Heywood's newspaper career spanned more than 40 years, during a time when famous front pages included the Hindenburg disaster, D-Day and V-E Day, the first atomic bomb tests and the assassination of JFK. He served as a copy reader and then an editor for the New York Herald Tribune in the 1930s and again from 1947 until his retirement in 1965, with stints in between at the Associated Press and Philadelphia's Public Ledger.
He worked on an Underwood typewriter and joined colleagues at Bleeck's, a prohibition speakeasy 10 yards from the rear door of the Herald Tribune on 40th Street, after they put the edition to bed. It was difficult to determine where the Tribune left off and Bleeck's started and vice versa; Heywood often talked about wanting his ashes placed in an urn over the bar there.
Upon his retirement, his colleagues wrote: "Lorimer is perhaps the most popular man in the office, plump, bearded, with sort of a Cupid air about him and a small boy attitude towards life, the first person you'd show anything funny to, knowing you'll be rewarded with a burst of laughter. He does innumerable crossword puzzles and draws very well. And his Christmas cards are legendary."

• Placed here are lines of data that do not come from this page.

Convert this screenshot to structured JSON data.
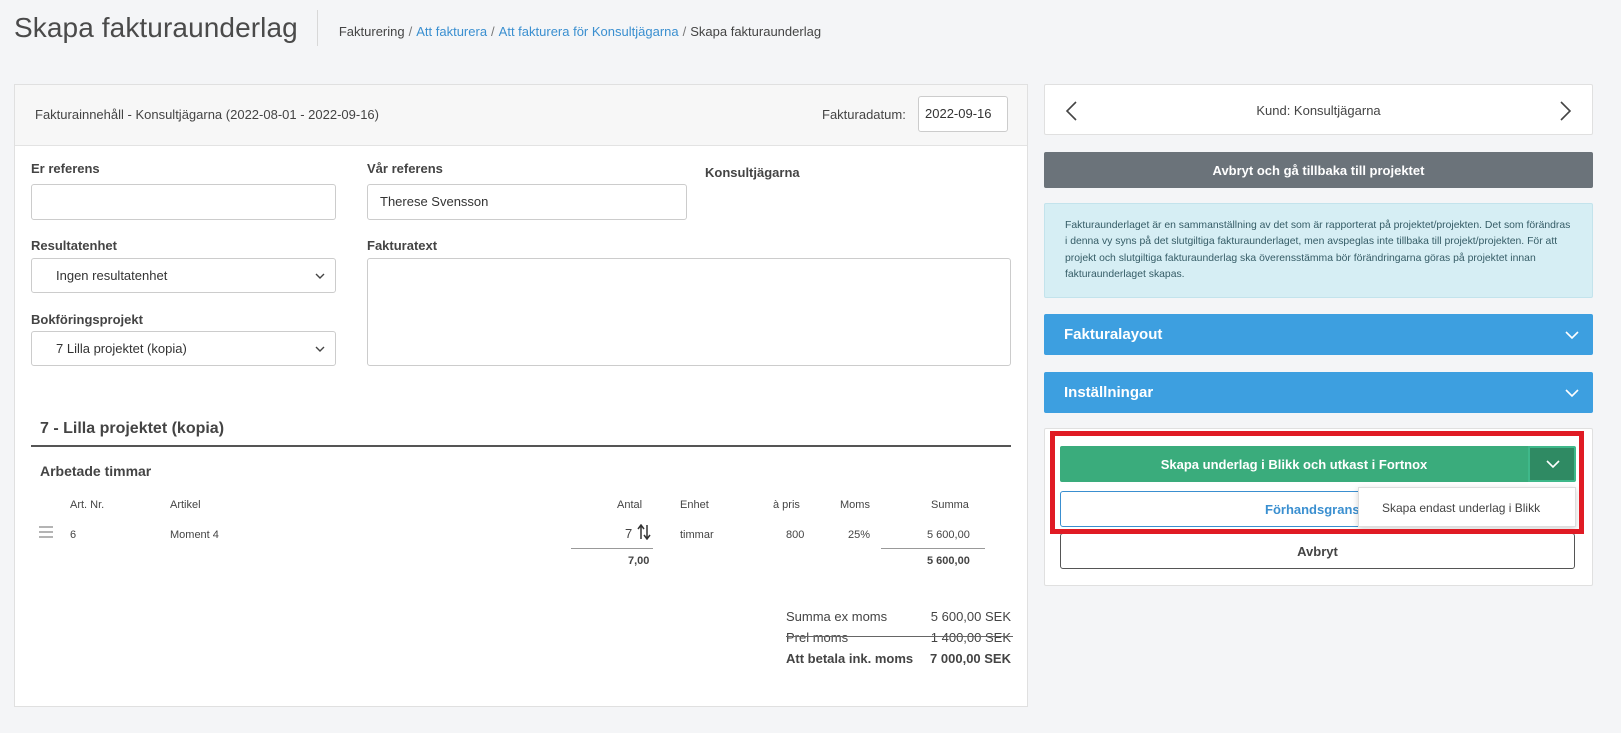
{
  "header": {
    "title": "Skapa fakturaunderlag",
    "breadcrumb": [
      {
        "label": "Fakturering",
        "link": false
      },
      {
        "label": "Att fakturera",
        "link": true
      },
      {
        "label": "Att fakturera för Konsultjägarna",
        "link": true
      },
      {
        "label": "Skapa fakturaunderlag",
        "link": false
      }
    ]
  },
  "invoice": {
    "head_title": "Fakturainnehåll - Konsultjägarna (2022-08-01 - 2022-09-16)",
    "date_label": "Fakturadatum:",
    "date_value": "2022-09-16",
    "er_referens_label": "Er referens",
    "er_referens_value": "",
    "var_referens_label": "Vår referens",
    "var_referens_value": "Therese Svensson",
    "company": "Konsultjägarna",
    "resultatenhet_label": "Resultatenhet",
    "resultatenhet_value": "Ingen resultatenhet",
    "fakturatext_label": "Fakturatext",
    "fakturatext_value": "",
    "bokforingsprojekt_label": "Bokföringsprojekt",
    "bokforingsprojekt_value": "7 Lilla projektet (kopia)",
    "project_title": "7 - Lilla projektet (kopia)",
    "section_title": "Arbetade timmar",
    "columns": {
      "art_nr": "Art. Nr.",
      "artikel": "Artikel",
      "antal": "Antal",
      "enhet": "Enhet",
      "a_pris": "à pris",
      "moms": "Moms",
      "summa": "Summa"
    },
    "row": {
      "art_nr": "6",
      "artikel": "Moment 4",
      "antal": "7",
      "enhet": "timmar",
      "a_pris": "800",
      "moms": "25%",
      "summa": "5 600,00"
    },
    "totals_row": {
      "antal": "7,00",
      "summa": "5 600,00"
    },
    "summary": {
      "ex_moms_label": "Summa ex moms",
      "ex_moms_value": "5 600,00 SEK",
      "prel_moms_label": "Prel moms",
      "prel_moms_value": "1 400,00 SEK",
      "total_label": "Att betala ink. moms",
      "total_value": "7 000,00 SEK"
    }
  },
  "sidebar": {
    "customer_label": "Kund: Konsultjägarna",
    "back_button": "Avbryt och gå tillbaka till projektet",
    "info_text": "Fakturaunderlaget är en sammanställning av det som är rapporterat på projektet/projekten. Det som förändras i denna vy syns på det slutgiltiga fakturaunderlaget, men avspeglas inte tillbaka till projekt/projekten. För att projekt och slutgiltiga fakturaunderlag ska överensstämma bör förändringarna göras på projektet innan fakturaunderlaget skapas.",
    "accordion_layout": "Fakturalayout",
    "accordion_settings": "Inställningar",
    "primary_button": "Skapa underlag i Blikk och utkast i Fortnox",
    "preview_button": "Förhandsgrans",
    "cancel_button": "Avbryt",
    "dropdown_item": "Skapa endast underlag i Blikk"
  },
  "colors": {
    "accent_blue": "#3d9fe0",
    "primary_green": "#3aac7c",
    "highlight_red": "#e01b24",
    "link_blue": "#3a8fd0"
  },
  "icons": {
    "drag": "drag-handle-icon",
    "sort": "sort-arrows-icon",
    "chevron": "chevron-down-icon",
    "prev": "chevron-left-icon",
    "next": "chevron-right-icon"
  }
}
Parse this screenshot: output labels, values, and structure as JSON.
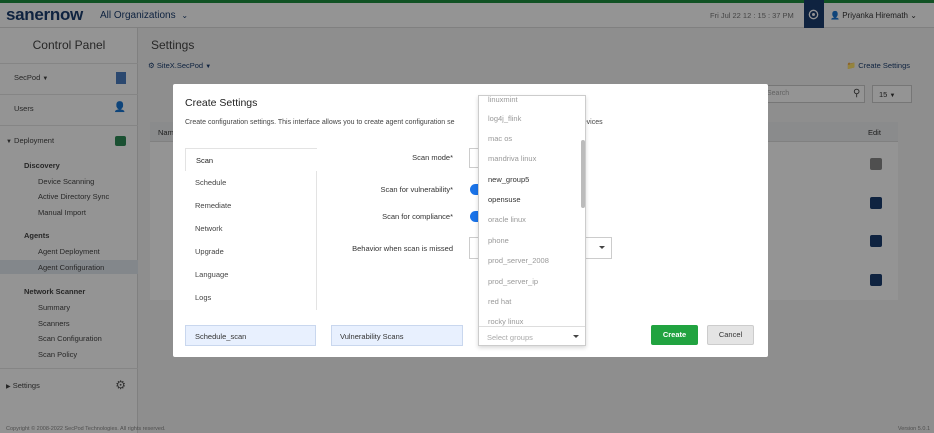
{
  "topbar": {
    "logo": "sanernow",
    "org": "All Organizations",
    "datetime": "Fri Jul 22   12 : 15 : 37 PM",
    "user": "Priyanka Hiremath"
  },
  "sidebar": {
    "title": "Control Panel",
    "secpod": "SecPod",
    "users": "Users",
    "deployment": "Deployment",
    "discovery": "Discovery",
    "device_scanning": "Device Scanning",
    "ad_sync": "Active Directory Sync",
    "manual_import": "Manual Import",
    "agents": "Agents",
    "agent_deployment": "Agent Deployment",
    "agent_configuration": "Agent Configuration",
    "network_scanner": "Network Scanner",
    "summary": "Summary",
    "scanners": "Scanners",
    "scan_configuration": "Scan Configuration",
    "scan_policy": "Scan Policy",
    "settings": "Settings"
  },
  "main": {
    "title": "Settings",
    "site": "SiteX.SecPod",
    "create_settings_link": "Create Settings",
    "search_placeholder": "Search",
    "page_size": "15",
    "col_name": "Nam",
    "col_edit": "Edit"
  },
  "modal": {
    "title": "Create Settings",
    "description": "Create configuration settings. This interface allows you to create agent configuration se",
    "description_tail": "f devices",
    "tabs": [
      "Scan",
      "Schedule",
      "Remediate",
      "Network",
      "Upgrade",
      "Language",
      "Logs"
    ],
    "scan_mode_label": "Scan mode*",
    "scan_vuln_label": "Scan for vulnerability*",
    "scan_compliance_label": "Scan for compliance*",
    "behavior_label": "Behavior when scan is missed",
    "schedule_name": "Schedule_scan",
    "scan_type": "Vulnerability Scans",
    "group_placeholder": "Select groups",
    "create_button": "Create",
    "cancel_button": "Cancel"
  },
  "dropdown": {
    "items": [
      "linuxmint",
      "log4j_flink",
      "mac os",
      "mandriva linux",
      "new_group5",
      "opensuse",
      "oracle linux",
      "phone",
      "prod_server_2008",
      "prod_server_ip",
      "red hat",
      "rocky linux"
    ]
  },
  "footer": {
    "copyright": "Copyright © 2008-2022 SecPod Technologies. All rights reserved.",
    "version": "Version 5.0.1"
  },
  "colors": {
    "brand": "#1a3d6e",
    "accent_green": "#21a340",
    "toggle_blue": "#1a73e8"
  }
}
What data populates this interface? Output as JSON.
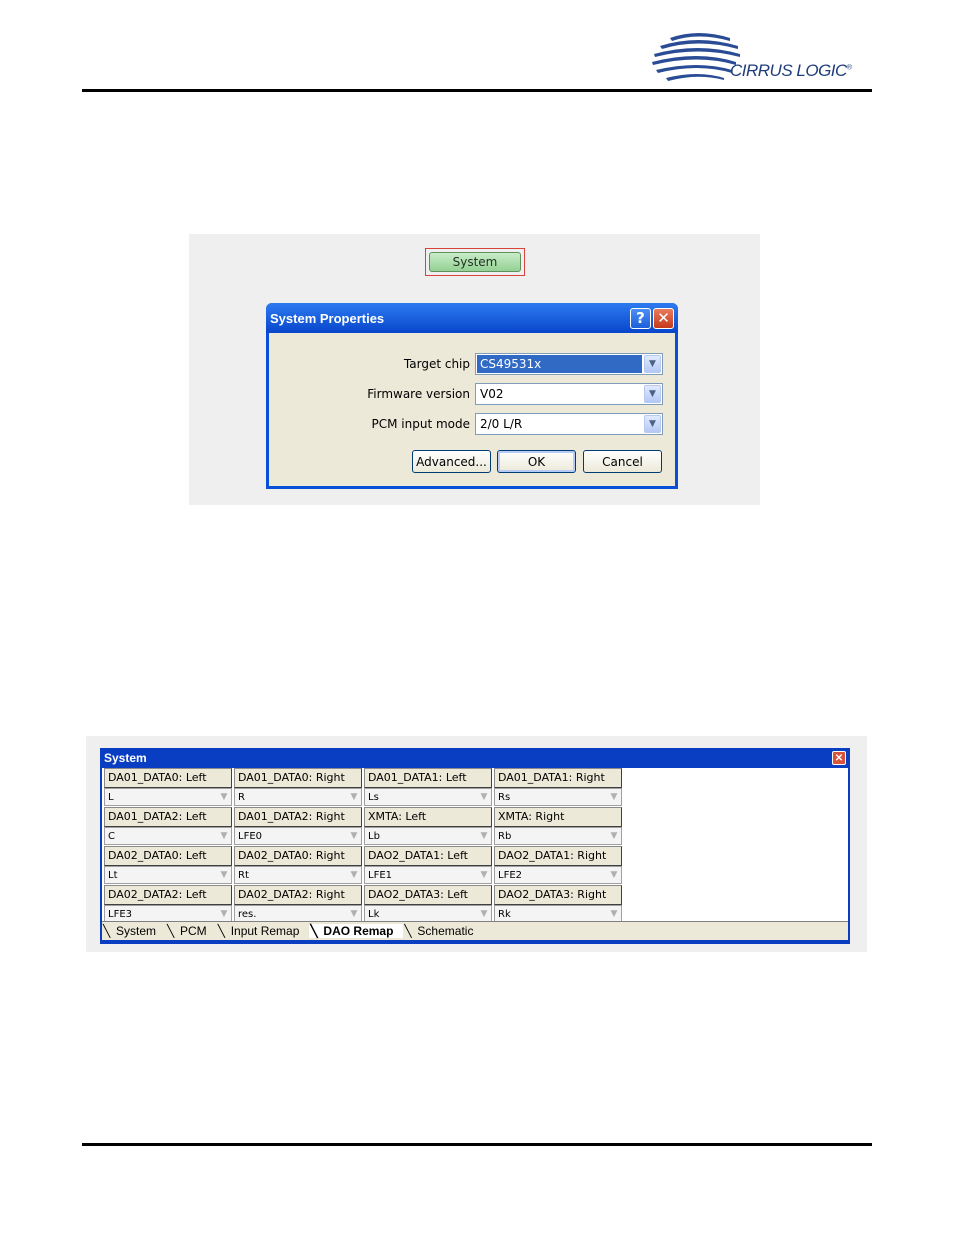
{
  "header": {
    "brand": "CIRRUS LOGIC",
    "trademark": "®"
  },
  "panel1": {
    "system_button_label": "System",
    "dialog": {
      "title": "System Properties",
      "help_label": "?",
      "close_label": "✕",
      "fields": [
        {
          "label": "Target chip",
          "value": "CS49531x",
          "selected": true
        },
        {
          "label": "Firmware version",
          "value": "V02",
          "selected": false
        },
        {
          "label": "PCM input mode",
          "value": "2/0 L/R",
          "selected": false
        }
      ],
      "buttons": {
        "advanced": "Advanced...",
        "ok": "OK",
        "cancel": "Cancel"
      }
    }
  },
  "panel2": {
    "title": "System",
    "close_label": "✕",
    "rows": [
      [
        {
          "header": "DA01_DATA0: Left",
          "value": "L"
        },
        {
          "header": "DA01_DATA0: Right",
          "value": "R"
        },
        {
          "header": "DA01_DATA1: Left",
          "value": "Ls"
        },
        {
          "header": "DA01_DATA1: Right",
          "value": "Rs"
        }
      ],
      [
        {
          "header": "DA01_DATA2: Left",
          "value": "C"
        },
        {
          "header": "DA01_DATA2: Right",
          "value": "LFE0"
        },
        {
          "header": "XMTA: Left",
          "value": "Lb"
        },
        {
          "header": "XMTA: Right",
          "value": "Rb"
        }
      ],
      [
        {
          "header": "DA02_DATA0: Left",
          "value": "Lt"
        },
        {
          "header": "DA02_DATA0: Right",
          "value": "Rt"
        },
        {
          "header": "DAO2_DATA1: Left",
          "value": "LFE1"
        },
        {
          "header": "DAO2_DATA1: Right",
          "value": "LFE2"
        }
      ],
      [
        {
          "header": "DA02_DATA2: Left",
          "value": "LFE3"
        },
        {
          "header": "DA02_DATA2: Right",
          "value": "res."
        },
        {
          "header": "DAO2_DATA3: Left",
          "value": "Lk"
        },
        {
          "header": "DAO2_DATA3: Right",
          "value": "Rk"
        }
      ]
    ],
    "tabs": [
      {
        "label": "System",
        "active": false
      },
      {
        "label": "PCM",
        "active": false
      },
      {
        "label": "Input Remap",
        "active": false
      },
      {
        "label": "DAO Remap",
        "active": true
      },
      {
        "label": "Schematic",
        "active": false
      }
    ]
  }
}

Heywood and Deal retired to Bucks County, Pa., where he resumed his drawing and oil painting with gusto. A loyal alum, he donated back to the Colleges often over his lifetime.
In Classnotes he wrote: "The good wife and I still hold forth in Rabbit Gulch, watching the house wrens nourish and launch into this wicked world their successions of broods, admiring the doe as they bring this year's fawns to the meadow out front, to show them how to find the apples that fall from our unsprayed trees, and note the woodchucks stuffing themselves in preparation for another winter's snooze."
And he mused: "Breaking away from the newspaper business was tough, but I retired to revel in the glories of nature and to test whether I might not have been happier had I followed in the footsteps of Michelangelo rather than Joe Pulitzer." A life well lived. A life of consequence. And a Hobart life.